Validate, Review, Reimburse: Automating Desk Reviews with AI Coding Agents (Part 2)

Right now, the most powerful way to use AI tools in this space isn’t chasing some generic software platform or product; it’s building small, custom tools that match your workflows exactly, and that you actually own.

I've seen a lot of state run programs where the state would pay hundreds of thousands of dollars to a accounting and consulting firms to:

Collect over hundreds (400+) cost report spreadsheets from districts or organizations
Validate the data
Perform desk reviews on the data based on program rules
Sign off that the reports met certain limits and ratios

Two core steps: validation and desk review

In many cost report processes that have a reimbursement mechanism, there are usually two big steps after you get the spreadsheets:

Validation - Should we accept the cost report?

Do percentages add up to 100%?
Are there names in the name fields?
Are there numbers in the numeric columns?
Are dates actually valid dates?

Desk review - Are there any problems with the data in the cost report?

Does the data conform to policy limits or thresholds?
Did the district charge a payroll tax rate above the 1.45% Medicare rate?
Did they charge executive salaries over a threshold?
Are benefit percentages (healthcare, retirement) within allowed ranges?

Depending on the results, we would might send it back to the district to resolve or write up a finding and adjustment to correct the amounts.

These requirements:

Are clearly defined
Apply equally to every cost report
Take a long time when you have hundreds of reports

Important work, but also highly manual, repeatable, and rule-driven. That’s exactly the kind of process that can be automated in 2025. These kinds of automations are within reach if you can learn a bit about how to work with AI coding agents like Codex.

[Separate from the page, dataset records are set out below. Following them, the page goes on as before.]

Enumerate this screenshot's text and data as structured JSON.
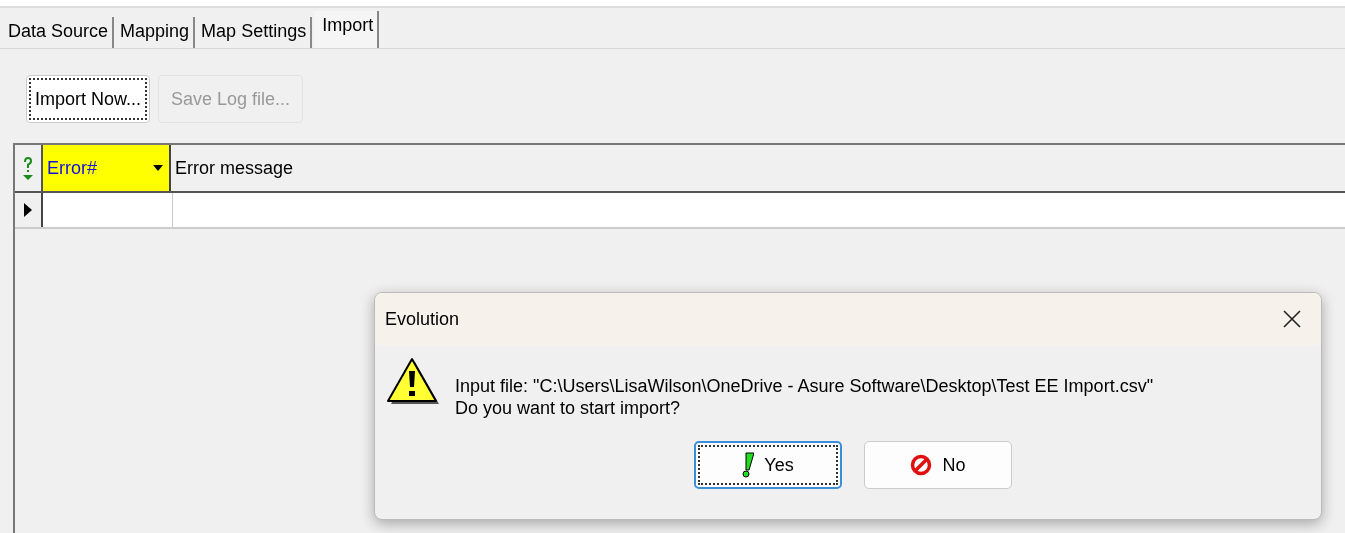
{
  "tabs": [
    {
      "label": "Data Source",
      "selected": false
    },
    {
      "label": "Mapping",
      "selected": false
    },
    {
      "label": "Map Settings",
      "selected": false
    },
    {
      "label": "Import",
      "selected": true
    }
  ],
  "toolbar": [
    {
      "label": "Import Now...",
      "disabled": false,
      "focused": true
    },
    {
      "label": "Save Log file...",
      "disabled": true,
      "focused": false
    }
  ],
  "grid": {
    "columns": [
      {
        "label": "Error#",
        "highlighted": true,
        "dropdown": true
      },
      {
        "label": "Error message",
        "highlighted": false,
        "dropdown": false
      }
    ],
    "rows": [
      {
        "current": true
      }
    ]
  },
  "dialog": {
    "title": "Evolution",
    "message": [
      "Input file: \"C:\\Users\\LisaWilson\\OneDrive - Asure Software\\Desktop\\Test EE Import.csv\"",
      "Do you want to start import?"
    ],
    "buttons": [
      {
        "kind": "yes",
        "label": "Yes",
        "focused": true
      },
      {
        "kind": "no",
        "label": "No",
        "focused": false
      }
    ]
  }
}
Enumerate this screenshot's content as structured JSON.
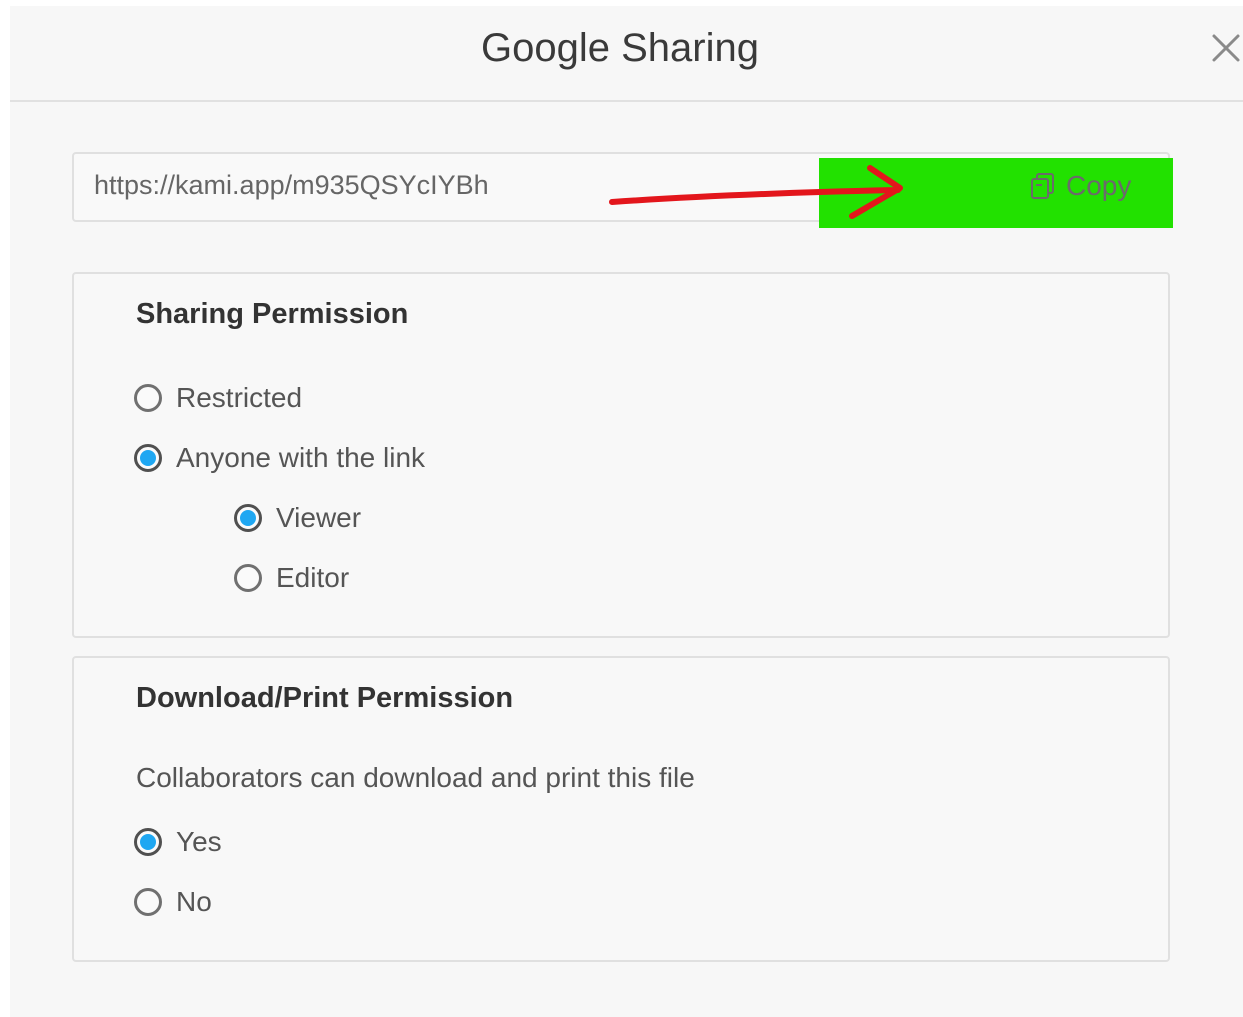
{
  "dialog": {
    "title": "Google Sharing",
    "close_icon": "close-icon"
  },
  "link": {
    "url": "https://kami.app/m935QSYcIYBh",
    "copy_label": "Copy",
    "copy_icon": "copy-icon"
  },
  "annotation": {
    "arrow_color": "#e3161c",
    "highlight_color": "#22e100"
  },
  "sharing": {
    "title": "Sharing Permission",
    "options": [
      {
        "label": "Restricted",
        "selected": false
      },
      {
        "label": "Anyone with the link",
        "selected": true
      }
    ],
    "sub_options": [
      {
        "label": "Viewer",
        "selected": true
      },
      {
        "label": "Editor",
        "selected": false
      }
    ]
  },
  "download": {
    "title": "Download/Print Permission",
    "description": "Collaborators can download and print this file",
    "options": [
      {
        "label": "Yes",
        "selected": true
      },
      {
        "label": "No",
        "selected": false
      }
    ]
  },
  "colors": {
    "radio_selected": "#1ea7f2"
  }
}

Why use an AI coding agent like Codex?

I’m using OpenAI's Codex (an AI coding agent) for this project, but the pattern works with any strong coding agent.

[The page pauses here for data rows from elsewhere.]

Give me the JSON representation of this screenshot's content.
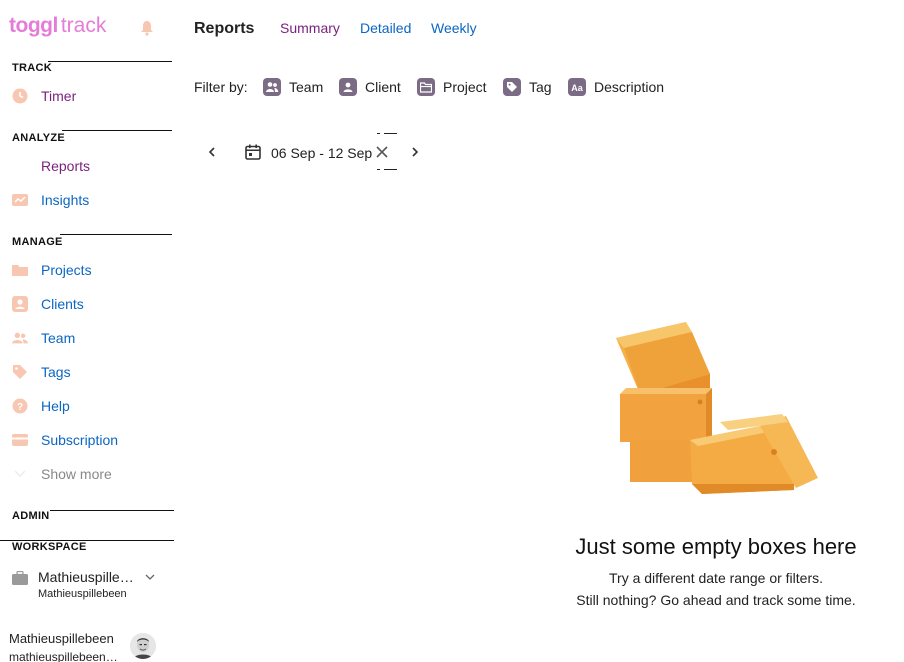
{
  "brand": {
    "logo_main": "toggl",
    "logo_sub": "track"
  },
  "sidebar": {
    "sections": {
      "track": "TRACK",
      "analyze": "ANALYZE",
      "manage": "MANAGE",
      "admin": "ADMIN",
      "workspace": "WORKSPACE"
    },
    "items": {
      "timer": "Timer",
      "reports": "Reports",
      "insights": "Insights",
      "projects": "Projects",
      "clients": "Clients",
      "team": "Team",
      "tags": "Tags",
      "help": "Help",
      "subscription": "Subscription",
      "show_more": "Show more"
    },
    "workspace": {
      "name": "Mathieuspillebeen's workspace",
      "sub": "Mathieuspillebeen"
    },
    "user": {
      "name": "Mathieuspillebeen",
      "email": "mathieuspillebeen@..."
    }
  },
  "main": {
    "title": "Reports",
    "tabs": {
      "summary": "Summary",
      "detailed": "Detailed",
      "weekly": "Weekly"
    },
    "filters": {
      "label": "Filter by:",
      "team": "Team",
      "client": "Client",
      "project": "Project",
      "tag": "Tag",
      "description": "Description"
    },
    "date_range": "06 Sep - 12 Sep",
    "empty": {
      "title": "Just some empty boxes here",
      "line1": "Try a different date range or filters.",
      "line2": "Still nothing? Go ahead and track some time."
    }
  },
  "colors": {
    "brand_pink": "#e57cd8",
    "link_blue": "#0b66c2",
    "active_purple": "#7a1f7e",
    "icon_peach": "#f7c7b2",
    "filter_icon_bg": "#7b6b85",
    "box_orange": "#f2a340"
  },
  "icons": [
    "bell-icon",
    "clock-icon",
    "insights-icon",
    "folder-icon",
    "client-icon",
    "team-icon",
    "tag-icon",
    "help-icon",
    "subscription-icon",
    "chevron-down-icon",
    "briefcase-icon",
    "calendar-icon",
    "close-icon",
    "chevron-left-icon",
    "chevron-right-icon"
  ]
}
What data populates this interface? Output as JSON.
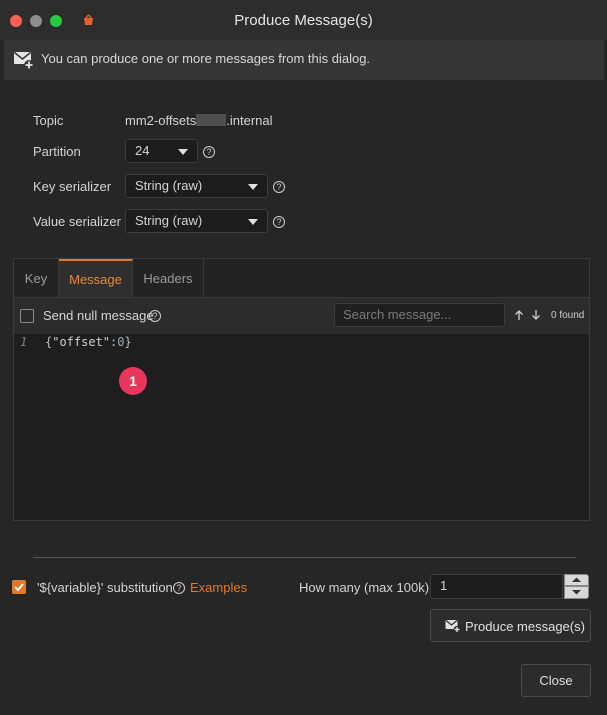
{
  "window": {
    "title": "Produce Message(s)"
  },
  "banner": {
    "icon": "envelope-plus-icon",
    "text": "You can produce one or more messages from this dialog."
  },
  "form": {
    "topic_label": "Topic",
    "topic_value_prefix": "mm2-offsets",
    "topic_value_suffix": ".internal",
    "partition_label": "Partition",
    "partition_value": "24",
    "key_serializer_label": "Key serializer",
    "key_serializer_value": "String (raw)",
    "value_serializer_label": "Value serializer",
    "value_serializer_value": "String (raw)"
  },
  "tabs": [
    {
      "label": "Key"
    },
    {
      "label": "Message"
    },
    {
      "label": "Headers"
    }
  ],
  "message_toolbar": {
    "send_null_label": "Send null message",
    "search_placeholder": "Search message...",
    "found_text": "0 found"
  },
  "editor": {
    "line_number": "1",
    "code_brace_open": "{",
    "code_key": "\"offset\"",
    "code_colon": ":",
    "code_value": "0",
    "code_brace_close": "}"
  },
  "annotation": {
    "badge": "1"
  },
  "footer": {
    "substitution_label": "'${variable}' substitution",
    "examples_link": "Examples",
    "how_many_label": "How many (max 100k):",
    "how_many_value": "1",
    "produce_button": "Produce message(s)",
    "close_button": "Close"
  },
  "colors": {
    "accent": "#e07a2b",
    "badge": "#e8365d",
    "background": "#262626"
  }
}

The reason tools like this are powerful isn’t that they “do the work” for you in some mysterious way. It’s that they let you:

Harness the full power of computer programming
Without spending months learning every detail of a language and its ecosystem
While ending up with a tool you can run locally, securely, and on your own terms

Instead of paying every month for a black box SaaS you don’t control, you:

Spin up a simple Python project
Point your coding agent at your real cost report files
Describe your validation and desk review rules
Let it generate the code and tests
Own the script, database, and CSV outputs at the end

Walkthrough

In the first video in this series, I showed how to use Codex to:

Take a folder of synthetic test cost reports
Extract the data
Compile it into a single dataset
Store it in a small database and CSV export

That replaced a manual data extraction workflow I’ve seen replayed for years in real jobs.

In this second step, we’re layering on:

A validation step:Check that name fields are non-empty textAmount fields (salary, state share, federal share, healthcare, retirement, etc.) are numeric and non-nullPercent fields are numeric, between 0 and 1, and sum to 1Date fields parse as valid dates

Each cost report either: Passes validation, or Fails, gets a clear explanation of what went wrong, and gets flagged to send back to the district

A desk review step: Calculate per-employee totals and percentages (total payroll costs, state/federal portions, healthcare %, retirement %)Apply simple policy rules such as:Salaries over a threshold (e.g., $60,000 of state-related payroll costs) generate a finding and adjustmentHealthcare costs over a threshold percentage (e.g., 7% of salaries) generate a finding and adjustment

The exact thresholds and details aren’t the main point. I’m using small round numbers and simple rules. The important part is:

If you can define the rules you want applied to the data, you can encode your own rules, for your own program, as code you understand and control.

Why this matters for government programs

In the private sector, AI often gets pitched as a way to grow revenue: serve more customers, launch new products, and so on.

In government programs, the win is usually more straightforward:

Reduce the cost of necessary or excessive administrative work
Free human staff for tasks that actually require human judgment and communication
Make repeatable processes faster, more consistent, and more transparent

A validation and desk review workflow like this checks all the boxes:

High volume, repetitive tasks
Clear rules and thresholds
Low professional judgment once the rules are set
Huge time savings when automated, especially at scale

And most importantly: with a coding agent and a bit of guidance, you can build these tools yourself, on top of spreadsheets and rules you already understand.

You don’t need a massive IT team or project. You need a series of small, repeatable wins—and a mindset shift from “we should buy a tool for this” to “we can build a lightweight tool we own.”